Throughout the readings were serious and brisk. The opening C-minor quartet was even a little rushed: less compact and more discursive than the late quartets, it felt like the Jupiters were attempting to apply some compression to it to help it better fit in. The piece does not lack for interesting moments, especially in the opening movement, filled with many of the elements that make early Beethoven compelling: stormy and passionate melodies, violent gestures (much multiple-stopping), and a feeling that the composer is wrestling with the materials of music: many cadences are not simply arrived at but rather struggled for, and there’s some heavy work when it comes time to wrench the development back to the recapitulation. The Jupiters attacked this music with plenty of energy and an edge that pressed but never cut. First violinist Lee was impetuous and wild, to the point of losing some control of tone and intonation in several places. The following movements don’t rise to the same level of interest, although the second movement was never less than charming, and the rather heavy third movement menuetto looked forward to the First Symphony and beyond. The fourth movement, a simple repetitive rondo, generated a lot of heat very quickly, coming to an end just before it burned itself out. Lee’s willingness to play at the limits of control produced some spirited fiddle-like messiness that was hovered between thrilling and distracting.

I’m not sure there could have been a starker contrast with this early quartet than the F-major Op. 135. It is a masterpiece of compression; despite taking about the same amount of time as the C-minor, it feels much shorter. The first movement’s rigor felt almost improvised, each musician playing his individual line with freedom while never losing sight of an integrated whole. One envisioned each line flowing in space, and could follow the dialogue of motives and gestures effortlessly. The Largo was both immensely emotional and yet fragile; it was filled with moments where one felt balanced on an edge: sometimes literally, when the players hovered on the horizon of audibility; sometimes expressively, as the music itself strains towards an outburst but never loses its composure. (Some of sonic fragility came from the brief outbursts of an infant in the pause before the movement began. Perhaps under Beethoven’s spell, it remained quiet throughout the entire movement, only finally losing its self-control after the movement was safely over). The opening of the finale, with the famous “Muss es sein?” written under the initial motive, featured chords whose voicing signaled more than the anguish of indecision: the richness and color of the dissonance was extraordinary, looking forward a century. This quartet showed the Jupiters at their best. Lee’s impetuousness contributed energy without distraction, and there was throughout calm conversation and intent listening. It was exhilarating, but also exhausting, the players laying open the music to make intense demands on us.
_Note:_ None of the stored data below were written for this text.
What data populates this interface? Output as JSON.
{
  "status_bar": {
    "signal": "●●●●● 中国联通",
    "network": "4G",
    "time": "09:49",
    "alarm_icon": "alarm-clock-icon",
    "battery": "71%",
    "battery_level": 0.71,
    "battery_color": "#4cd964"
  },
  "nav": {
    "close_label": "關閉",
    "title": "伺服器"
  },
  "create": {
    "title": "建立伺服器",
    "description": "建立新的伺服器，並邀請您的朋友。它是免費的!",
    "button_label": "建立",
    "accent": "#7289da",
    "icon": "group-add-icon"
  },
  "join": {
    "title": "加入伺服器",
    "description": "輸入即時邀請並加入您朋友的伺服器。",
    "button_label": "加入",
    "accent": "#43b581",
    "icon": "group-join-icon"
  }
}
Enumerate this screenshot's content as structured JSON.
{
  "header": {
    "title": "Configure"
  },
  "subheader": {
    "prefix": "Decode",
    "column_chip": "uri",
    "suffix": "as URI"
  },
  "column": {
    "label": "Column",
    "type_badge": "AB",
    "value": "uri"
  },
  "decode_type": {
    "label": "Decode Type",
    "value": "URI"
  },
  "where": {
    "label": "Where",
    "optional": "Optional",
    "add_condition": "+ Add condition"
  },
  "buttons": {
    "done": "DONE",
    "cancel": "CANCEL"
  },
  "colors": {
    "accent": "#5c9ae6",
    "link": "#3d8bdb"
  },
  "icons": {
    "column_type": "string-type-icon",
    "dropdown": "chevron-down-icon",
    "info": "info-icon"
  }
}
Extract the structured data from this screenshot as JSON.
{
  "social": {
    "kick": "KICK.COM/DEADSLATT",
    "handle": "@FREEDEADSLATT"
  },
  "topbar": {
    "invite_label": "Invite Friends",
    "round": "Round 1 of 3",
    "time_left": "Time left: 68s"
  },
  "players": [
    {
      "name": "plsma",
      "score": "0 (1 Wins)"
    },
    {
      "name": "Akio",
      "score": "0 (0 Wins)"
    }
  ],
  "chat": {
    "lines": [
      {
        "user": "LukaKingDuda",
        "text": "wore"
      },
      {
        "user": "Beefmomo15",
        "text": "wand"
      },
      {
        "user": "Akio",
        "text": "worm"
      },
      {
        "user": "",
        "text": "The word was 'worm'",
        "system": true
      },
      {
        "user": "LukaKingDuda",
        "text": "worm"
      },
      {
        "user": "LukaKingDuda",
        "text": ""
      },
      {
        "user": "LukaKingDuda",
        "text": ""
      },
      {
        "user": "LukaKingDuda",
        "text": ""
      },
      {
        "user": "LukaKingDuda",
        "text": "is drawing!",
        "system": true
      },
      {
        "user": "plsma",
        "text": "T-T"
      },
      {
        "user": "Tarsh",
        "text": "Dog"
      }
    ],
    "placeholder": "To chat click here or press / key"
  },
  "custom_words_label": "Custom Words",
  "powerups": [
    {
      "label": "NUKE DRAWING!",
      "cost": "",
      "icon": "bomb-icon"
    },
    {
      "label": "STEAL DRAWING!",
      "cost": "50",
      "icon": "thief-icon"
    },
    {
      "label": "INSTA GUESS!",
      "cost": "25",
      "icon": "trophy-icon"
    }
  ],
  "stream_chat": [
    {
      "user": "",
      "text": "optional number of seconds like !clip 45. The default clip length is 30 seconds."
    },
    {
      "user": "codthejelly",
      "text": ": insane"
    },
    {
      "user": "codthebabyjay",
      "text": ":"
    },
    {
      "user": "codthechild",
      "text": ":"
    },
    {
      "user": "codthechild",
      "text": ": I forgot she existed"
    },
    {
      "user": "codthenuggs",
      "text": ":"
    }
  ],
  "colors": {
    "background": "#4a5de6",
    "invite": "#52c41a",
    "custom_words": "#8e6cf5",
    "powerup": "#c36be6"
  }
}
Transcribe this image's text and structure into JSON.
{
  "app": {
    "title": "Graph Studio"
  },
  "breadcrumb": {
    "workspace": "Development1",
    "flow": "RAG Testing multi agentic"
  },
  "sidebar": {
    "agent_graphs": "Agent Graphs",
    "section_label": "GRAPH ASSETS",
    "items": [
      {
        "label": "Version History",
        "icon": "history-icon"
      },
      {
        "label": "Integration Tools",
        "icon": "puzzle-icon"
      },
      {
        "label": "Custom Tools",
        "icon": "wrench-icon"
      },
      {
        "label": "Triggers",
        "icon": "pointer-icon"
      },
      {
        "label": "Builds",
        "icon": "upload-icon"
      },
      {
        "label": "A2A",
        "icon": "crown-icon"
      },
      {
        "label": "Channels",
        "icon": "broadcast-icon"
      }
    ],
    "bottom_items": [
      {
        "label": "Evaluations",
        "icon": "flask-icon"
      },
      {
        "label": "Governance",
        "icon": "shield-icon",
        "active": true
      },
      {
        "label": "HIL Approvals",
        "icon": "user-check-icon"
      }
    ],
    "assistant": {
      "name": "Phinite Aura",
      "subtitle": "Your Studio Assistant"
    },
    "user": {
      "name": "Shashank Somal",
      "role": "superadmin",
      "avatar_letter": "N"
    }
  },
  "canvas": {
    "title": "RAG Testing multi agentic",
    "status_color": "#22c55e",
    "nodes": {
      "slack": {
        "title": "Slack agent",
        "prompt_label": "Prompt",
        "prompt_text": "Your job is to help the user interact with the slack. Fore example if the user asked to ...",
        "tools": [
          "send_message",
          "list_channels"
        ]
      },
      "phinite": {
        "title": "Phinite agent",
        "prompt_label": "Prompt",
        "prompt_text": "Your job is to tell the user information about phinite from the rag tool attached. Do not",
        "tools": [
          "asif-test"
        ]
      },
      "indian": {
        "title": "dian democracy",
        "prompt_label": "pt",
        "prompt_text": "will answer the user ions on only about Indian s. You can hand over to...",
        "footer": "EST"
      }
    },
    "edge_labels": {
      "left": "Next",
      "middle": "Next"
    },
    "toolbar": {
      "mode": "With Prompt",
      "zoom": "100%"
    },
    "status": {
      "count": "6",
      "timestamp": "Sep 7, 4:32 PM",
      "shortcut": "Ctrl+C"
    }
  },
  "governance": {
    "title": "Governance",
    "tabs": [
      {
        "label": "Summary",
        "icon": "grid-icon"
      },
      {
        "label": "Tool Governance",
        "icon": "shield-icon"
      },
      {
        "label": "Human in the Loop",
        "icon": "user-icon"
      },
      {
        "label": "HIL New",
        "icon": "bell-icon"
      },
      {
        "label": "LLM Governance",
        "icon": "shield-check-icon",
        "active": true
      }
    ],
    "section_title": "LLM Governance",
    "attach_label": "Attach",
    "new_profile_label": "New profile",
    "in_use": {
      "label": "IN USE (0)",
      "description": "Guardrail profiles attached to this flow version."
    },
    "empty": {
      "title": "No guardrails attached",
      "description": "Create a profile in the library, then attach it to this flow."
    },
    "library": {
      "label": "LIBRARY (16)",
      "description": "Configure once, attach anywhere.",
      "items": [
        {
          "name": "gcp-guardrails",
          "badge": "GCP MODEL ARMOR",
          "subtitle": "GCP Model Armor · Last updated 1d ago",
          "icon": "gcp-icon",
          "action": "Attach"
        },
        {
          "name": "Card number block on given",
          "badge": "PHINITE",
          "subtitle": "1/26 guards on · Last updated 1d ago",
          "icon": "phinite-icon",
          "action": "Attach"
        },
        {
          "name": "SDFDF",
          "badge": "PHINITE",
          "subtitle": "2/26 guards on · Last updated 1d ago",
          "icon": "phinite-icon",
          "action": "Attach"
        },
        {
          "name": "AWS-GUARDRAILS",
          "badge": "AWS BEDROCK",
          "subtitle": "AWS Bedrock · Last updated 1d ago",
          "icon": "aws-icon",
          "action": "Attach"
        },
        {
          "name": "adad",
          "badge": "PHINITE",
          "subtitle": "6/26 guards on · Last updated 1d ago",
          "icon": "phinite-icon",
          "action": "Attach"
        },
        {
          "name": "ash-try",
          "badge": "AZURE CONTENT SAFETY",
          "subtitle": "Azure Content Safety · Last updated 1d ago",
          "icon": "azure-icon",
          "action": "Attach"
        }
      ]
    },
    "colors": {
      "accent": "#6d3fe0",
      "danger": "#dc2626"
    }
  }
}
As such, intermission may not have given us enough time to gather our strength to confront the C-sharp minor Op. 131, with its seven lopsided, intensely contrasted movements. It may be the listener’s fault that something didn’t quite engage during the slow, contrapuntal first movement; or that the brief angular dance of the second movement passed by so mildly. The performance did not catch fire until it needed to, in the set of variations at its heart in the fourth movement, and which continued to the very end. In the brief, incomplete final variation, there was something in the hurdy-gurdy accompaniment that revived the communication and play that had characterized Op. 135, and that continued to make the following Presto a mad dash, the Adagio a brief but deeply affecting moment of commiseration, and the split-personality Allegro simultaneously exhilarating and inscrutable. The performance as a whole found the group seeking a way into music that remains difficult to penetrate, finally discovering a path that enabled them to project and share.